Saturday, August 10, 2013

The End of Era Part II

End of Golden Age

As it often happens with a great revolution after the death if its progenitor, with Prithvi Narayan Shah gone, Nepal lost direction, the principal actors lost their character, and the newly unified but still unconsolidated state fell into an era of uncertainity and chaos.
For the next 70 years, before Jung Bahadur Kunwar finally seized power through a bloody coup, Nepal was ruled by Kings and reagents who were either insane, inept, profligate or promiscuous—or all four. The kings and reagent queens ruled for most of those 70 years.
Luckily, the unification project continued. Mainly three persons—Queen Rajendra Laxmi, regent Bahadur Shah and Bhimsen Thapa—at different times gave continuity to the unfinished business of territorial expansion. Before the project ended rather disastrously in 1816 with the Sugauli Treaty with the East India Company, Nepal was well set to become a Himalayan Empire, stretching from Kashmir to the west to Tista in the east.
All Kings of Nepal
British historian John Pemble writes, “In the space of half a century, the Gurkhas had unified, for the first time in history, a belt of territory which was the most beautiful, the most inaccessible and traditionally the most fragmented in Asia. There seems no reason to suppose that had the war with the British not intervened, this empire would not have proved viable.”
But even after ceding a huge swath of territory to the British in India following defeat in the 1814-16 war, Nepal was left with an area of 136,000 sq. km. it had grown over 500 times since the tiny Gorkha kingdom, less than 250 sq. km in size, started the expansion drive just 70 years earlier.
These defeats had more internal reasons than external. Rivalry and betrayal in the palace and among the Gorkha nobility played a key role in the launching of unplanned—and perhaps unnecessary—wars with China and British East India. “The haste with which the decision [to annex the vassal state of Garhwal and its territories further toward the west] was taken again raises the suspicion that Rana Bahadur Shah, grandson of Prithivi Narayan, may have put the nation in awar footing to preempt his domestic rivals.”
Forget the Gorkha nobility, rivalry started right within the Shah family right after the death of Prithvi Narayan Shah. Pratap Singh Shah, son of Prithibi Narayan, put his warrior uncle Bahadur Shah in jail, before forcing him into exile in Betia, India. He was later on recalled by his sister-in-law, Rajendra Laxmi, following Pratap Singh’s death. Rivalry between these two then ensued and they alternately put each other in prison. Bahadur Shah even killed Rajendra Laxmi’s minister Sarbajit Rana, accusing him of an illicit affair with the queen, and also imprisoned her in the palace. Rana Bahadur Shah, after coming of age and resting sovereignty from his uncle, finally killed Bahadur Shah.

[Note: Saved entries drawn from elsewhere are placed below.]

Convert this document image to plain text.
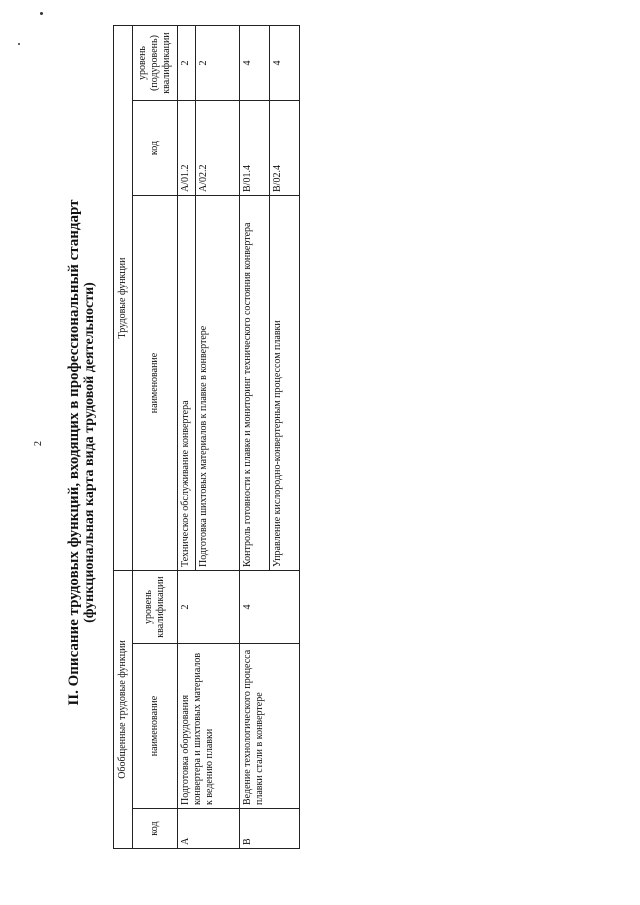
2 II. Описание трудовых функций, входящих в профессиональный стандарт (функциональная карта вида трудовой деятельности)
Обобщенные трудовые функции			Трудовые функции		
код	наименование	уровень квалификации	наименование	код	уровень (подуровень) квалификации
A	Подготовка оборудования конвертера и шихтовых материалов к ведению плавки	2	Техническое обслуживание конвертера	A/01.2	2
			Подготовка шихтовых материалов к плавке в конвертере	A/02.2	2
B	Ведение технологического процесса плавки стали в конвертере	4	Контроль готовности к плавке и мониторинг технического состояния конвертера	B/01.4	4
			Управление кислородно-конвертерным процессом плавки	B/02.4	4
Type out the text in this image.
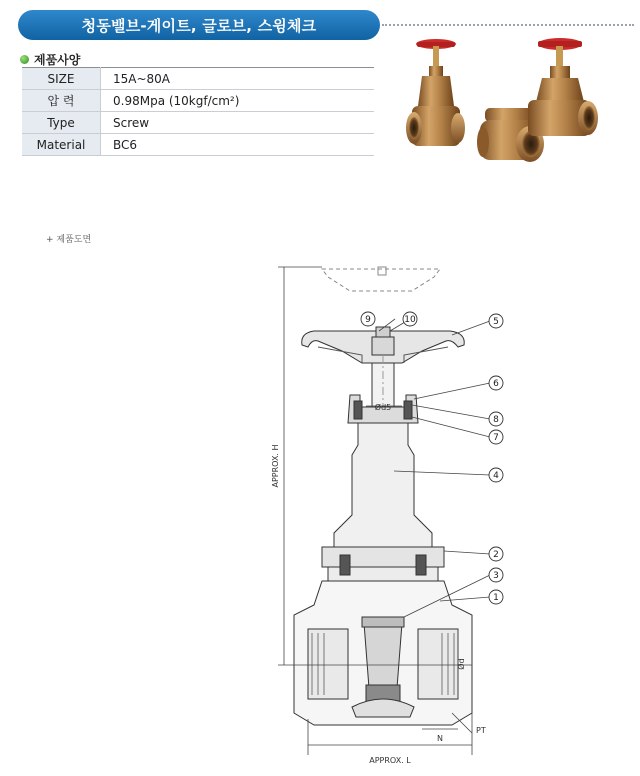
청동밸브-게이트, 글로브, 스윙체크
제품사양
SIZE	15A~80A
압 력	0.98Mpa (10kgf/cm²)
Type	Screw
Material	BC6
+ 제품도면
9	10	5
6
8
7
4
2
3
1
Ød5
APPROX. H
Ød
N
PT
APPROX. L
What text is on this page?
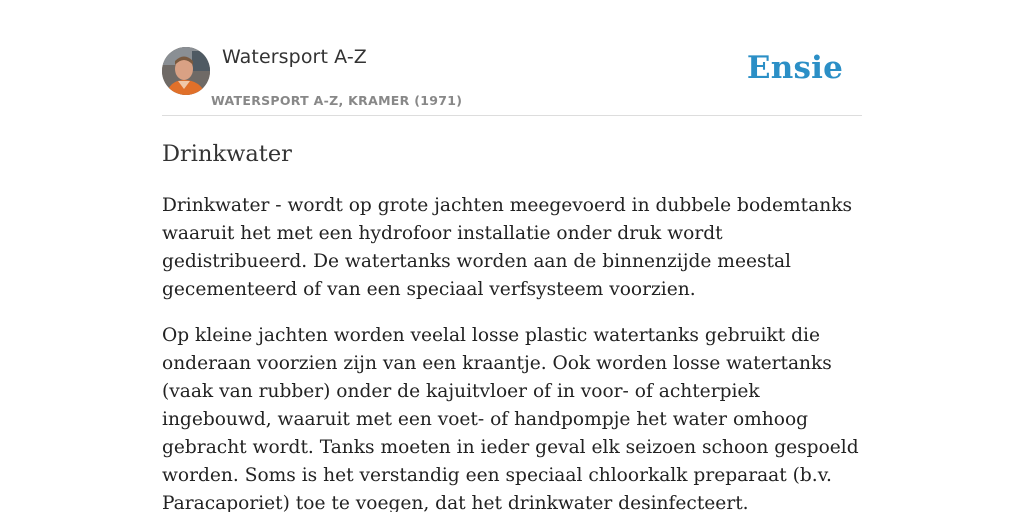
Watersport A-Z
WATERSPORT A-Z, KRAMER (1971)
Ensie
Drinkwater

Drinkwater - wordt op grote jachten meegevoerd in dubbele bodemtanks waaruit het met een hydrofoor installatie onder druk wordt gedistribueerd. De watertanks worden aan de binnenzijde meestal gecementeerd of van een speciaal verfsysteem voorzien.

Op kleine jachten worden veelal losse plastic watertanks gebruikt die onderaan voorzien zijn van een kraantje. Ook worden losse watertanks (vaak van rubber) onder de kajuitvloer of in voor- of achterpiek ingebouwd, waaruit met een voet- of handpompje het water omhoog gebracht wordt. Tanks moeten in ieder geval elk seizoen schoon gespoeld worden. Soms is het verstandig een speciaal chloorkalk preparaat (b.v. Paracaporiet) toe te voegen, dat het drinkwater desinfecteert.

Rana bahadur was a mad king by any measure. He married four women in his lifetime, including a Brahmin widow, Kantivati—an act socially not sanctified at the time. According to historian Babu Ram Acharya , Rana Bahadur first saw his young widow of the Mishra caste at Pashupatinath and abducted her to his palace. She was made his unwilling concubine for long before finally agreeing to marry him, but under the condition that their ‘illegitimate’ son, Girwanyudddha, would be made king. Rana bahadur already had sons by his second wife, Subarnaprabha. But he was so much in love and lust with Kantavati that he abdicated in favor of the one-and-half-year old Girwanyuddha. His insanity only grew when his beloved concubine died of smallpox ( some historians claim it was tuberculosis). He killed and tormented those who were involved in her treatment, and uprooted and disfigured idols in temples where prayers had been offered for her recovery.